Anand Mahindra Discusses Possibility of India Developing a ChatGPT-like Language Model with OpenAI CEO Sam Altman, Clears Misconceptions
Earlier this month, Sam Altman, the founder and CEO of OpenAI, traveled to India to raise awareness about the potential and dangers of artificial intelligence. While attending an event with prominent startup founders and business heads, Altman made a controversial statement in response to a question about India’s ability to build a ChatGPT-like large language model (LLM), stating that it was “completely hopeless.” Recently, Anand Mahindra, the chairman of Mahindra Group, met with the ChatGPT creator at a state dinner hosted by US President Joe Biden to discuss his views on India’s technological innovation capabilities.
Anand Mahindra meets Sam Altman at a state dinner
Also called the ‘India-US Hi-Tech Handshake’, the state dinner was attended by some of the world’s top technology leaders, including Anand Mahindra, Reliance Industries Chairman Mukesh Ambani, Indra Nooyi, Google CEO Sundar Pichai, Microsoft’s Satya Nadella, Sam Altman, Apple CEO Tim Cook and others will share a table with Prime Minister Modi and US President Biden to discuss cooperation in building technology infrastructure in both countries.
Mahindra also had the opportunity to speak with Altman during the event and talk about the ChatGPT challenge. But that turns out to be a misunderstanding. Clarifying in his tweet, he said, “The Tech Handshake meeting this morning at the White House was refreshingly honest… On the sidelines of the meeting, I met with Sam Altman about the ‘challenge’ accepted by @C_P_Gurnani. Sam reiterated that he had been misunderstood. He is by no means skeptical of the Indian in terms of abilities.
Referring to the event itself, Mahindra mentioned, “Optimism about intensifying technology cooperation stems from the fact that mutual benefit is now involved and not just a one-way request from India”.
Sam Altman’s comment that started the controversy
Private equity investor and former head of Google India Rajan Anandan asked Sam Altman how an Indian entrepreneur can build his own version of the fundamental AI model.
Altman had said, “This works, we’re going to tell you that it’s completely hopeless to challenge us in basic model training, and you shouldn’t even try it. And it’s your job to try it anyway. And I believe in both of those things. I think it’s pretty hopeless anyway.”

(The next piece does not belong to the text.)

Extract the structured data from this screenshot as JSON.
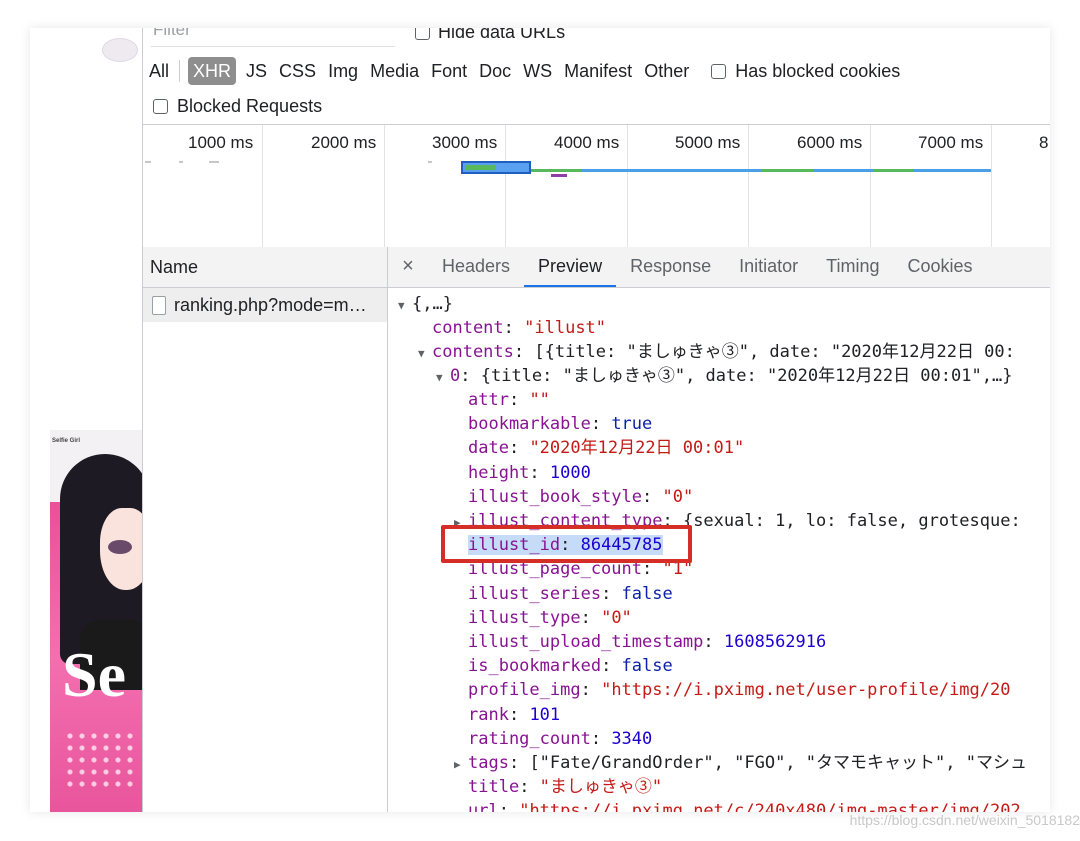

The comment led to many prominent tech executives challenging Altman’s response. Among them was Tech Mahindra CEO CP Gurnani, who said: “OpenAI founder Sam Altman said it’s pretty hopeless for Indian companies to try to compete with them. Dear @sama, CEO to CEO. CHALLENGE ACCEPTED”.
A day later, Altman explained in a tweet responding to Gurnan that he had been misunderstood. He said: “This is really out of context! the question was about competing with us for $10 million, which I don’t think really works. but I still said try! I think it’s the wrong question though.”
“The real question is, what can a startup do that has never been done before, that brings something new to the world. I have no doubt that Indian startups can and will do it! and no one but the builders can answer that question,” he added.